И все так же — шепотом, на ухо — он поведал своей спутнице историю, от которой у нее мороз пошел по коже. При одной лишь тени попытки перенести случившееся с ним на себя и кого-то из своих дочерей Эртемизу едва не стошнило от ужаса.
— Это была моя вина от начала и до конца. Беспечность недоросля… Провидение наказало меня за это легкомыслие сполна…
— Но причем же здесь вы? Так ведь принято — и мы тоже вывешивали колыбельку с девочками в саду за тем нашим домом!
— Хорошо, что я этого не видел… — Шеффре прижался лбом к ее виску.
Противоречивые чувства бушевали в ней: безотчетное томление из-за близости к нему, порождающее давно позабытое, но теперь такое неуёмное желание, а в перевес им — жалость, боль и тянущая сердце тревога за пропавшего Дженнаро. От этой гремучей смеси ноги дрожали, и если бы кантор не обнимал ее, почти держа на весу, а она сама не обвивала руками его шею, Эртемиза давно бы уже потеряла равновесие.
Кто-то свернул под арку, и Шеффре тут же отступил:
— Пойдемте разыщем Бугардини. Я чувствую: здесь что-то нечисто.
Они пропустили мимо себя стекольщика и направились за ним к противоположному выходу из тоннеля.
— Как ее звали? — спросила Эртемиза уже на соседней улице, вспомнив кое-что и озарившись догадкой, и услышала то, что ждала услышать:
— Фиоренцей.
— Как вашу матушку? — сами собой вымолвили губы.
Шеффре резко остановился:
— Да, в честь нее. Но откуда… откуда вы это знаете?

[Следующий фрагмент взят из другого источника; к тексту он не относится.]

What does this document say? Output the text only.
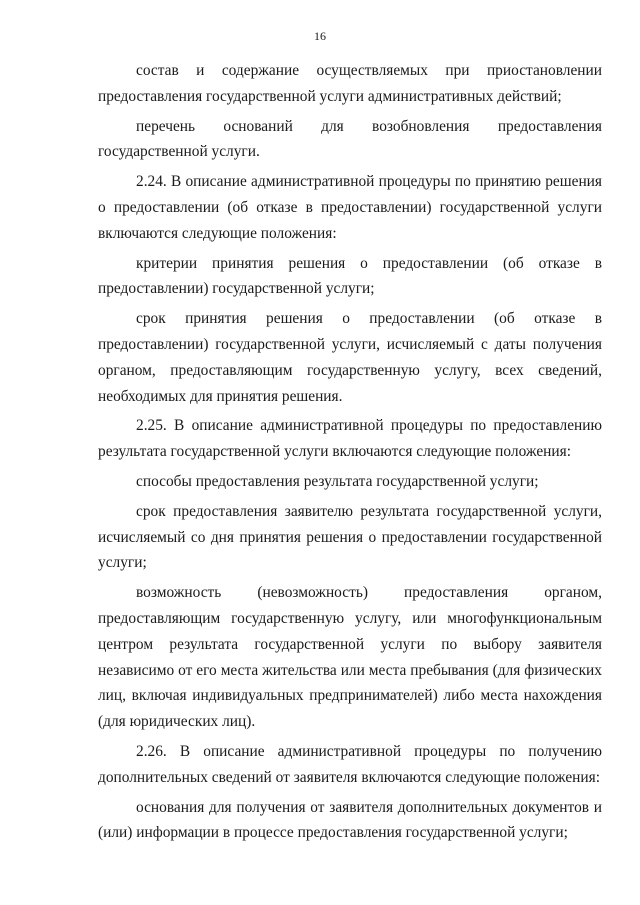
16

состав и содержание осуществляемых при приостановлении предоставления государственной услуги административных действий;

перечень оснований для возобновления предоставления государственной услуги.

2.24. В описание административной процедуры по принятию решения о предоставлении (об отказе в предоставлении) государственной услуги включаются следующие положения:

критерии принятия решения о предоставлении (об отказе в предоставлении) государственной услуги;

срок принятия решения о предоставлении (об отказе в предоставлении) государственной услуги, исчисляемый с даты получения органом, предоставляющим государственную услугу, всех сведений, необходимых для принятия решения.

2.25. В описание административной процедуры по предоставлению результата государственной услуги включаются следующие положения:

способы предоставления результата государственной услуги;

срок предоставления заявителю результата государственной услуги, исчисляемый со дня принятия решения о предоставлении государственной услуги;

возможность (невозможность) предоставления органом, предоставляющим государственную услугу, или многофункциональным центром результата государственной услуги по выбору заявителя независимо от его места жительства или места пребывания (для физических лиц, включая индивидуальных предпринимателей) либо места нахождения (для юридических лиц).

2.26. В описание административной процедуры по получению дополнительных сведений от заявителя включаются следующие положения:

основания для получения от заявителя дополнительных документов и (или) информации в процессе предоставления государственной услуги;
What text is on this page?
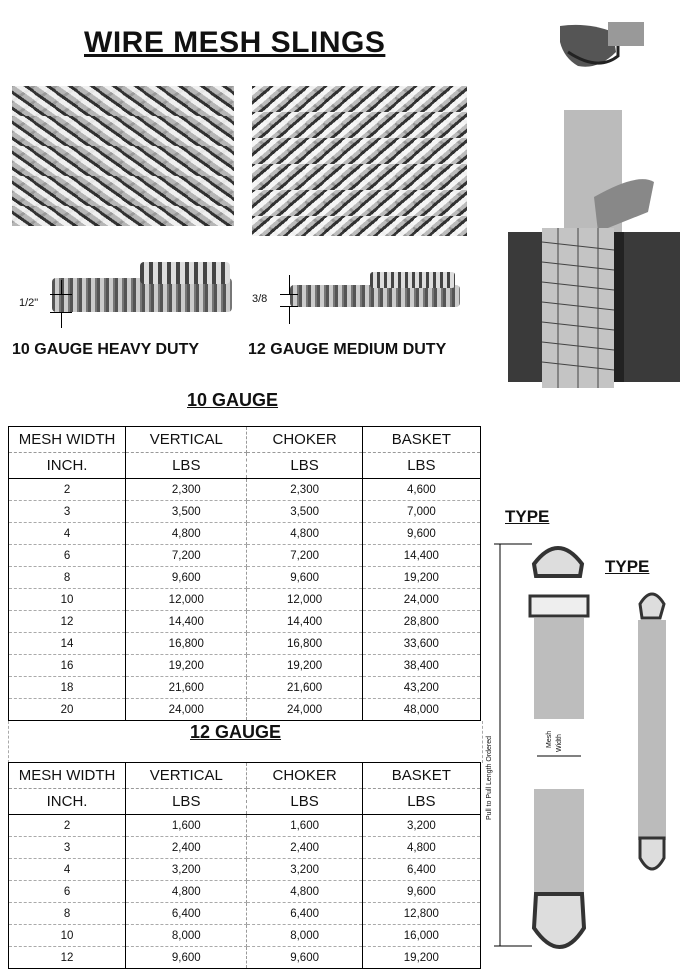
WIRE MESH SLINGS
1/2"	3/8
10 GAUGE HEAVY DUTY	12 GAUGE MEDIUM DUTY
10 GAUGE
MESH WIDTH	VERTICAL	CHOKER	BASKET
INCH.	LBS	LBS	LBS
2	2,300	2,300	4,600
3	3,500	3,500	7,000
4	4,800	4,800	9,600
6	7,200	7,200	14,400
8	9,600	9,600	19,200
10	12,000	12,000	24,000
12	14,400	14,400	28,800
14	16,800	16,800	33,600
16	19,200	19,200	38,400
18	21,600	21,600	43,200
20	24,000	24,000	48,000
12 GAUGE
MESH WIDTH	VERTICAL	CHOKER	BASKET
INCH.	LBS	LBS	LBS
2	1,600	1,600	3,200
3	2,400	2,400	4,800
4	3,200	3,200	6,400
6	4,800	4,800	9,600
8	6,400	6,400	12,800
10	8,000	8,000	16,000
12	9,600	9,600	19,200
TYPE
TYPE
Pull to Pull Length Ordered	Mesh Width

— Вас зовут Гоффредо ди Бернарди, вы венецианский композитор и служили капельмейстером при капелле Сан-Марко, ваши родители пережили взятие турками Фамагусты, а затем переселились на Крит, где родились вы, последним ребенком в семье…
Его глаза сделались просто огромными. Она говорила, как заведенная.
— Ваша матушка родом с Изумрудного острова, ее настоящее имя Флидас, а у вас два имени, итальянское и ирландское, и сейчас вы просто назвались вторым… Я… — Эртемиза потупилась. — Я знаю вас с самого раннего детства, я десятки раз рисовала ее, прекрасную Флидас… Генерал ничего не выдумывал, дядюшка был неправ…
Шеффре прикрыл глаза и тихо засмеялся:
— Воистину неисповедимы пути господни…
— Она жива сейчас?
— Нет. Мне было девятнадцать, когда она скончалась. Это она научила меня музыке, игре на арфе… помню ее руки.
Он неосознанно сжал и разжал кулак. Эртемиза коснулась его пальцев:
— Такие же, как у вас… Вы, должно быть, как две капли воды похожи на нее…
Дернув бровями, он улыбнулся, и они отправились дальше.
Слуга Бугардини встретил их у ворот, сообщил об отсутствии господина, однако дать внятного ответа, куда же тот делся, так и не смог — впрочем, у него и не было перед ними таковой обязанности. Однако же он очень внимательно рассмотрел визитеров, прежде чем закрыть дверь.